Complete Lab Fixes - L2 and L3 VXLAN Fully Operational #14

Merged
Damien merged 87 commits from fix-bgp-and-mlag into main 2025-11-30 10:24:29 +00:00
Showing only changes of commit 1f6bd4f978 - Show all commits

114
BUGFIX_EVPN_ACTIVATION.md Normal file
View File

@@ -0,0 +1,114 @@
# BGP EVPN Activation Bug - Critical Fix
## Issue Description
All BGP EVPN neighbors on the leaves were stuck in **Active** state instead of **Established** state, with **0 messages sent/received**.
```
Neighbor V AS MsgRcvd MsgSent InQ OutQ Up/Down State PfxRcd PfxAcc
10.0.250.1 4 65000 0 0 0 0 00:02:05 Active
10.0.250.2 4 65000 0 0 0 0 00:02:05 Active
```
Active state with 0 messages means the TCP handshake was **never completed**.
## Root Cause
The **spine BGP configurations were missing the EVPN address family activation**.

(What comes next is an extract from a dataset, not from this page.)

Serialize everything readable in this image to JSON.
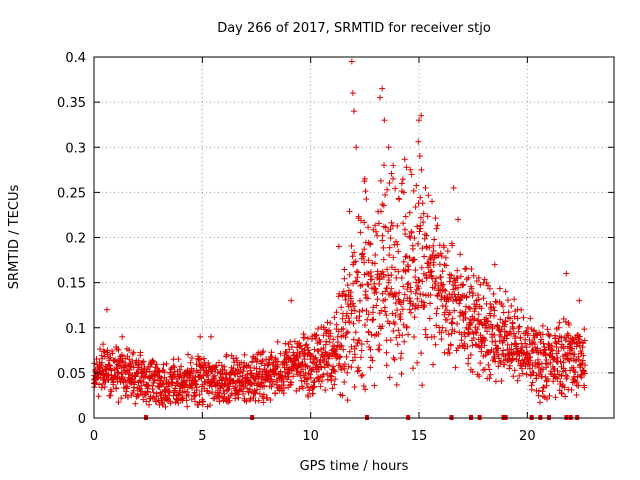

In both `configs/spine1.cfg` and `configs/spine2.cfg`:
```
address-family evpn
neighbor evpn activate ← This line was MISSING!
```
Without activating the EVPN address family on the spines, they:
1. Accept the EVPN neighbor definitions
2. But don't actively listen for or respond to EVPN connections
3. Leaves try to establish sessions but spines don't respond
4. Connection attempt times out → Active state
This is **different from the IPv4 underlay** which was working because the IPv4 address family **was activated** on the spines.
## Solution Applied
### Before (Broken)
```
router bgp 65000
...
address-family evpn
! Missing activation line!
```
### After (Fixed)
```
router bgp 65000
...
address-family evpn
neighbor evpn activate
```
## Files Modified
- `configs/spine1.cfg` - Added `neighbor evpn activate` in EVPN address family
- `configs/spine2.cfg` - Added `neighbor evpn activate` in EVPN address family
## Technical Explanation
In Arista EOS BGP, neighbors defined in the global BGP context don't actively participate in any address family **until explicitly activated in that address family block**.

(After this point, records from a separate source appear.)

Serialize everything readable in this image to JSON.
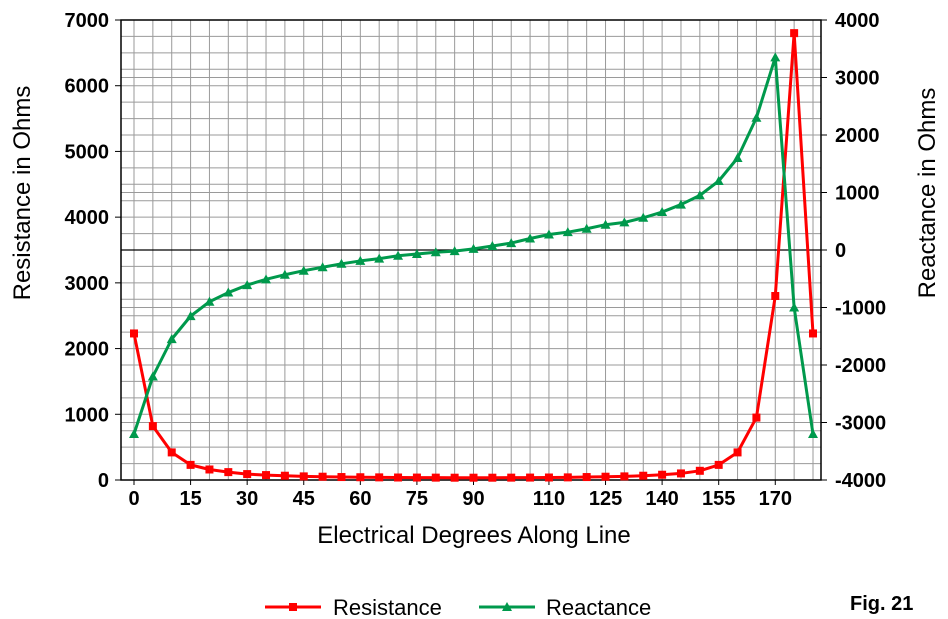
{
  "figure_label": "Fig. 21",
  "colors": {
    "resistance": "#ff0000",
    "reactance": "#00994c",
    "grid": "#9a9a9a"
  },
  "chart_data": {
    "type": "line",
    "xlabel": "Electrical Degrees Along Line",
    "ylabel": "Resistance in Ohms",
    "y2label": "Reactance in Ohms",
    "x": [
      0,
      5,
      10,
      15,
      20,
      25,
      30,
      35,
      40,
      45,
      50,
      55,
      60,
      65,
      70,
      75,
      80,
      85,
      90,
      95,
      100,
      105,
      110,
      115,
      120,
      125,
      130,
      135,
      140,
      145,
      150,
      155,
      160,
      165,
      170,
      175,
      180
    ],
    "x_tick_labels": [
      "0",
      "15",
      "30",
      "45",
      "60",
      "75",
      "90",
      "110",
      "125",
      "140",
      "155",
      "170"
    ],
    "x_tick_positions": [
      0,
      15,
      30,
      45,
      60,
      75,
      90,
      110,
      125,
      140,
      155,
      170
    ],
    "ylim": [
      0,
      7000
    ],
    "y_ticks": [
      "0",
      "1000",
      "2000",
      "3000",
      "4000",
      "5000",
      "6000",
      "7000"
    ],
    "y2lim": [
      -4000,
      4000
    ],
    "y2_ticks": [
      "-4000",
      "-3000",
      "-2000",
      "-1000",
      "0",
      "1000",
      "2000",
      "3000",
      "4000"
    ],
    "grid": true,
    "legend_position": "bottom-center",
    "series": [
      {
        "name": "Resistance",
        "axis": "left",
        "marker": "square",
        "values": [
          2230,
          820,
          420,
          230,
          160,
          120,
          90,
          75,
          65,
          55,
          50,
          45,
          42,
          40,
          38,
          37,
          36,
          35,
          35,
          35,
          36,
          37,
          38,
          40,
          45,
          50,
          55,
          65,
          80,
          100,
          140,
          230,
          420,
          950,
          2800,
          6800,
          2230
        ]
      },
      {
        "name": "Reactance",
        "axis": "right",
        "marker": "triangle",
        "values": [
          -3200,
          -2200,
          -1550,
          -1150,
          -900,
          -740,
          -610,
          -510,
          -430,
          -360,
          -300,
          -240,
          -190,
          -150,
          -100,
          -70,
          -40,
          -20,
          20,
          70,
          120,
          200,
          270,
          310,
          370,
          440,
          480,
          560,
          660,
          790,
          950,
          1200,
          1600,
          2300,
          3350,
          -1000,
          -3200
        ]
      }
    ]
  }
}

### Address Family Activation Rules
```
router bgp 65000
neighbor 10.0.250.1 peer group evpn
neighbor 10.0.250.1 remote-as 65000
address-family evpn
neighbor evpn activate ← REQUIRED for EVPN sessions to work
address-family ipv4
neighbor 10.0.250.1 activate ← Separate activation for IPv4
```
Without activating in the EVPN address family:
- The spines define the neighbor parameters ✓
- The spines enter BGP configuration ✓
- The spines do NOT listen on TCP 179 for EVPN sessions ✗
- Leaf attempts to TCP connect to spine loopback on port 179 for EVPN ✗
- Timeout occurs → Active state ✗
## Testing the Fix
After deploying with the fix, the EVPN neighbors should immediately transition to **Established**:
```bash
# Before fix
10.0.250.1 4 65000 0 0 0 0 00:02:05 Active
# After fix
10.0.250.1 4 65000 8 8 0 0 00:00:15 Estab
```
## Impact
This was a **critical bug** that:
- Prevented any EVPN overlay from functioning
- Made L2 VXLAN testing impossible
- Made L3 VXLAN testing impossible
- Prevented MAC learning via VXLAN
- Prevented EVPN route distribution
Once fixed, the entire EVPN overlay becomes operational immediately.
## Lesson Learned
In BGP multi-address-family configurations, **every address family must be explicitly activated**. This includes:
- IPv4 unicast
- IPv6 unicast
- EVPN
- Route target filtering
- Any other address families being used
A common mistake is to define a neighbor globally but forget to activate it in all address families where it should be used.